Trying to Focus My Attention
Many things are swirling around in my mind now. I finished my Christmas shopping last week and have been doing holiday stuff this past week. I sure will be glad when the holidays are over.
They seems to really like me at the American Cancer Society. I have been helping the secretary Laurie out and helping her get a lot done. It is very rewarding.
And I have been fighting with Excel. This student of mine emailed me some files and I was all enthused about showing her how to make something into a table and sort by anything she wanted. Problem: the file she gave me was so huge that Excel basically vomited on us and informed us that there was not enough memory. So I couldn’t show her anything and she was very frustrated.So I went home and did some huge deleting of columns (like names and dates of hire) or anything not absolutely necessary to using the evaluation scores. And I found out how to make bell curves. I emailed her some. She is very happy and wants them for all the job codes and supervisors. This one sheet has 2,254 rows. I told her I would start working on the job codes for that sheet, but this would be unbelievably time-consuming. So I can do some amazing things on Excel, but that has been sucking up time and energy.

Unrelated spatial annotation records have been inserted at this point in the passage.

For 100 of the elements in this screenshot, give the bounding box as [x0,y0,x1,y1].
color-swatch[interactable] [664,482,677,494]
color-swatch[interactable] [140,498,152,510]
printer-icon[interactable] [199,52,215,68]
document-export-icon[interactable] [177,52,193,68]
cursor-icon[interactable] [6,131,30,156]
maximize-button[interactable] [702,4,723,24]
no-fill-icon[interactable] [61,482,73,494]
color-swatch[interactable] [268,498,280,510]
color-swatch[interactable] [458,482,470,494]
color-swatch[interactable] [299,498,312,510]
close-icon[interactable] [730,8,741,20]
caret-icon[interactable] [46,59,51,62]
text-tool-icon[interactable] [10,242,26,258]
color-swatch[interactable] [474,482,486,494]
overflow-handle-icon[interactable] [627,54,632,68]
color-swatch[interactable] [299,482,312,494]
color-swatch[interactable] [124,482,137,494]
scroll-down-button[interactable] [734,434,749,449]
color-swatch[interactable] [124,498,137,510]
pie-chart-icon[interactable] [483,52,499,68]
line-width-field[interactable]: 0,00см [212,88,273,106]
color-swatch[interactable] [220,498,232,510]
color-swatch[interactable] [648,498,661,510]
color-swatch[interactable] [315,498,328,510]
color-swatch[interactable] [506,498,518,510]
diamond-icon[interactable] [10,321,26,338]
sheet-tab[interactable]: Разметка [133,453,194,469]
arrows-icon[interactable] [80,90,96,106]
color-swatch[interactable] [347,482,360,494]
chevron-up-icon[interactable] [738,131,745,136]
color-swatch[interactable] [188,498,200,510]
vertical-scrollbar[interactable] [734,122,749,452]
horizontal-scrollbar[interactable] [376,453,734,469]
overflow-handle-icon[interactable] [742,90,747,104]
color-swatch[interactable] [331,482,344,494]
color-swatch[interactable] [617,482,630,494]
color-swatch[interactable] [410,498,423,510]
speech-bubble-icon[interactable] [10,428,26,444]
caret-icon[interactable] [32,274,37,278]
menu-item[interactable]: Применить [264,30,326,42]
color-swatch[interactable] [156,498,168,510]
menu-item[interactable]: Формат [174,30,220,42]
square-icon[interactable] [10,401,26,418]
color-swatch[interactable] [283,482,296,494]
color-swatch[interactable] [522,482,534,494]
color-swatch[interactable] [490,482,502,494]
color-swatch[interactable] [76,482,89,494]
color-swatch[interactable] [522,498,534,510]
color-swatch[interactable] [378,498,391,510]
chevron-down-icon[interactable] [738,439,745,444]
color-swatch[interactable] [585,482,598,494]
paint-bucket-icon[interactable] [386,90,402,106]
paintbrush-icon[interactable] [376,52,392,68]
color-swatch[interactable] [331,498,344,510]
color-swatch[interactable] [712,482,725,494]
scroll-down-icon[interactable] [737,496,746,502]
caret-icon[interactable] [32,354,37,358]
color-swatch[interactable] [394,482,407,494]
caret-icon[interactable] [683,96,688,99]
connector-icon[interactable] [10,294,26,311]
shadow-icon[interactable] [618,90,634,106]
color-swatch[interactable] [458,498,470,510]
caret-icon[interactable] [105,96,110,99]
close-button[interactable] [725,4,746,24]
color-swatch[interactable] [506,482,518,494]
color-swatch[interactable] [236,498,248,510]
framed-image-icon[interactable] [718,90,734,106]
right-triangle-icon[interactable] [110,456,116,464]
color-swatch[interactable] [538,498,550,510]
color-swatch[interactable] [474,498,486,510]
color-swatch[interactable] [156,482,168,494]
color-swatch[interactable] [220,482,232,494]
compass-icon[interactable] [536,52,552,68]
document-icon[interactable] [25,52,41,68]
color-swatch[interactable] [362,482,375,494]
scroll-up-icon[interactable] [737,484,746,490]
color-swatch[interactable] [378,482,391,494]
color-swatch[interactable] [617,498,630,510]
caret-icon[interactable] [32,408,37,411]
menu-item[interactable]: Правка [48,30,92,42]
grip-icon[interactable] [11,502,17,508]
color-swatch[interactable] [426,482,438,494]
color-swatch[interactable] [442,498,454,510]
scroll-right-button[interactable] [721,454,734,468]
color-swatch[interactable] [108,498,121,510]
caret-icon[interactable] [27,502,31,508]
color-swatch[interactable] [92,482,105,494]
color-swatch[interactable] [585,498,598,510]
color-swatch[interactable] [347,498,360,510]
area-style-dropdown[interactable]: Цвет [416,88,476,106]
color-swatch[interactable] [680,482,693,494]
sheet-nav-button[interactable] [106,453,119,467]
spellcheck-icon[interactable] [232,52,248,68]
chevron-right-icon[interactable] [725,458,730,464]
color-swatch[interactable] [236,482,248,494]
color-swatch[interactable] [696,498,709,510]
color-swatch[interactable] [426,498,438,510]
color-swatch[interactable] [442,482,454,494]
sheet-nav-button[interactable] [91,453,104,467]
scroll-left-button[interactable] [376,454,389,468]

And I have been reading a book called “The Wild Edge of Sorrow.” It is fabulous. It talks about all sorts of different types of grief. Grief isn’t just about losing a person. It’s also about dead dreams and hopes, unmet needs from childhood, lost species, lost cultures and languages, and suffering of all kinds. It talks about the need for community and safe places to process feelings. Our culture basically sucks at that.
Part of why I have been reading so much is that I can’t watch TV. I can’t stomach it. When Barry got stage four cancer in 2008, he only had a 20% chance of living five years. I spent 2013 and 2014 watching TV with him and waiting for him to die. I spent 2015 praying for either of us to die (didn’t care which of us). So now, in my mind, TV=waiting for death. I know it hurts Barry that I don’t sit and watch TV with him much, because that is really all he can do, but I have to get on with my life. And TV is not a productive part of that. TV is not where I want to place my attention. I am moving on.